In 1872 the Cincinnati Railway Tunnel Company organized to complete the old D&C tunnel. Some of the old tunnel was in good shape, but a large cave in had occurred under Oak Street and would have been expensive to repair. Additionally the cost of completing the original tunnel would have added a lot to the cost. In 1874 with little progress made, the Dayton and Cincinnati Tunnel Company folded, and the CJ&M began dealing directly with the Cincinnati Railway Tunnel Company.
The management of the CJ&M decided the only way to get the franchise held by the Tunnel Company was to force it into receivership, and then buy it. The D&C had quite a few unpaid judgments and tax liens against it, also it had never paid part of the principal or interest on its first mortgage bonds. The CJ&M went about buying as many of the first mortgage bonds as they could. Out of 214 bonds originally sold by the Tunnel Company 183 were still outstanding. Of this number The CJ&M acquired 175 and demanded the trustees foreclose on the mortgage. On April 19,1896 the D&C Tunnel Company was sold to the only bidder, the CJ&M for $49,700.02, two thirds of the appraised value of the property. While this was going on the CJ&M was still buying property at the Court Street site. Two tracts were obtained measuring 200 by 1400 feet and 150 by 600 feet. There were also many smaller pieces of land bought. All together the land would hold between 400 and 500 rail cars.

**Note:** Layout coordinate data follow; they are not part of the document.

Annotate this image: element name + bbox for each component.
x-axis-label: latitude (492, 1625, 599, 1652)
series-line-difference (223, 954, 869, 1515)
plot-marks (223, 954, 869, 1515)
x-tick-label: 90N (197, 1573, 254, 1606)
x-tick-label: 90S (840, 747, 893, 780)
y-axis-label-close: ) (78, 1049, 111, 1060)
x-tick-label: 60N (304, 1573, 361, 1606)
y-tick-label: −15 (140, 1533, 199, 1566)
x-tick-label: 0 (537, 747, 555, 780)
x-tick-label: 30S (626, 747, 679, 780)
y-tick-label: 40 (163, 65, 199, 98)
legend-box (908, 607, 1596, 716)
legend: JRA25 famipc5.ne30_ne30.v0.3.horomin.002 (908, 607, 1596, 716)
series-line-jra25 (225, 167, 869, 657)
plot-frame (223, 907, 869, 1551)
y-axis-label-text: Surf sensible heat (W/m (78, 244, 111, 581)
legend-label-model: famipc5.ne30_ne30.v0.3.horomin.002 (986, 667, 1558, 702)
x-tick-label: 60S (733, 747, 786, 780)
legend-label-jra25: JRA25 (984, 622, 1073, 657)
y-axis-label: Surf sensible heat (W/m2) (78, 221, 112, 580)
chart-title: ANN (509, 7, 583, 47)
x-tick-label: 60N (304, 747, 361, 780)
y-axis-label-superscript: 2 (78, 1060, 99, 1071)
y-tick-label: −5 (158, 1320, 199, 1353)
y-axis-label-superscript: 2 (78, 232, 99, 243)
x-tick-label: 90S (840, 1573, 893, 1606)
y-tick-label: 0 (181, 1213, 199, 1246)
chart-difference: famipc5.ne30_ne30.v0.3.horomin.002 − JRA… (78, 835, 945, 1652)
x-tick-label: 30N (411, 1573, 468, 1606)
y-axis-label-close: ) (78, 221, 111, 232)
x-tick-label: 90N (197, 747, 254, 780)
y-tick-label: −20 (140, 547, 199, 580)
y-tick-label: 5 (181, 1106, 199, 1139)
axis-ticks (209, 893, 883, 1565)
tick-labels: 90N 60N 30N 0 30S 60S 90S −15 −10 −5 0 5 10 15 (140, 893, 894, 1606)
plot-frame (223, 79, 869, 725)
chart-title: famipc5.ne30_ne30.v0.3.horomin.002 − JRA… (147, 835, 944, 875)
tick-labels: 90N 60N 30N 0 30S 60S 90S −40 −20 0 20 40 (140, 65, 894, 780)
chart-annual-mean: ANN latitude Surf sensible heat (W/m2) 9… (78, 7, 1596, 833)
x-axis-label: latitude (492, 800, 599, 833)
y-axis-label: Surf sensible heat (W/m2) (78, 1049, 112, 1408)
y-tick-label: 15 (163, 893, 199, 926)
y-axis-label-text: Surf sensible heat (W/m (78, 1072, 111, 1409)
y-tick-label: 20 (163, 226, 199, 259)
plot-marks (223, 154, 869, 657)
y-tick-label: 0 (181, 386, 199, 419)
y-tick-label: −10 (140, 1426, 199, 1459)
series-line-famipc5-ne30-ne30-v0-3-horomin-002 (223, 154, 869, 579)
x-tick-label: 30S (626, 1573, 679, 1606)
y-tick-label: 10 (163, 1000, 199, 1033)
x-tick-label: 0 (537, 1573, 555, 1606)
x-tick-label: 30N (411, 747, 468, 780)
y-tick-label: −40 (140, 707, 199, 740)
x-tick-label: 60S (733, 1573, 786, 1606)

About the time the CJ&M started maneuvering for the Tunnel Company the Pennsylvania Railroad began making overtures to the CL&N by way of a third party. The CL&N at first ignored these wanting to be bought out by the CJ&M. The price offered by the CJ&M was too low for the CL&N’s directors and they entertained the third party bid. There was a lot of speculation as to who the buyer was. It could have been the Cincinnati Hamilton and Dayton, Baltimore and Ohio, the Big Four, Ohio Southern, the Dayton, Lebanon and Cincinnati, the Miami and Cincinnati, Erie or the Pennsylvania. On May 7 the CL&N Superintendent made a formal announcement naming the Pennsylvania Railroad.
The Pennsylvania road left the CJ&M’s trackage agreement stand. In early 1897 the CJ&M was sold to a group headed by Senator Brice of Ohio for $1,000,000. It was reorganized under the name of Cincinnati Northern and retained ownership of the Deer Creek tunnel property and Court Street holding. In the spring of 1897 the Cincinnati Board of Public Affairs granted the CN a franchise for the old tunnel and the right to cross certain streets in the city. The company planned to locate a depot on the north side of Court Street just east of the CL&N station.
This never came to pass since the CN continued to use the CL&N to gain access to Cincinnati until it was bought by the CCC&StL in 1901. In 1902 the Cincinnati Northern trustees sold the tunnel property and about ten acres of land at the Court Street location to the CL&N for $237,700. This left the Deer Creek Valley pretty much under the control of the Pennsylvania Railroad.
Never again would another railroad try to gain entrance to Cincinnati via the Deer Creek Valley.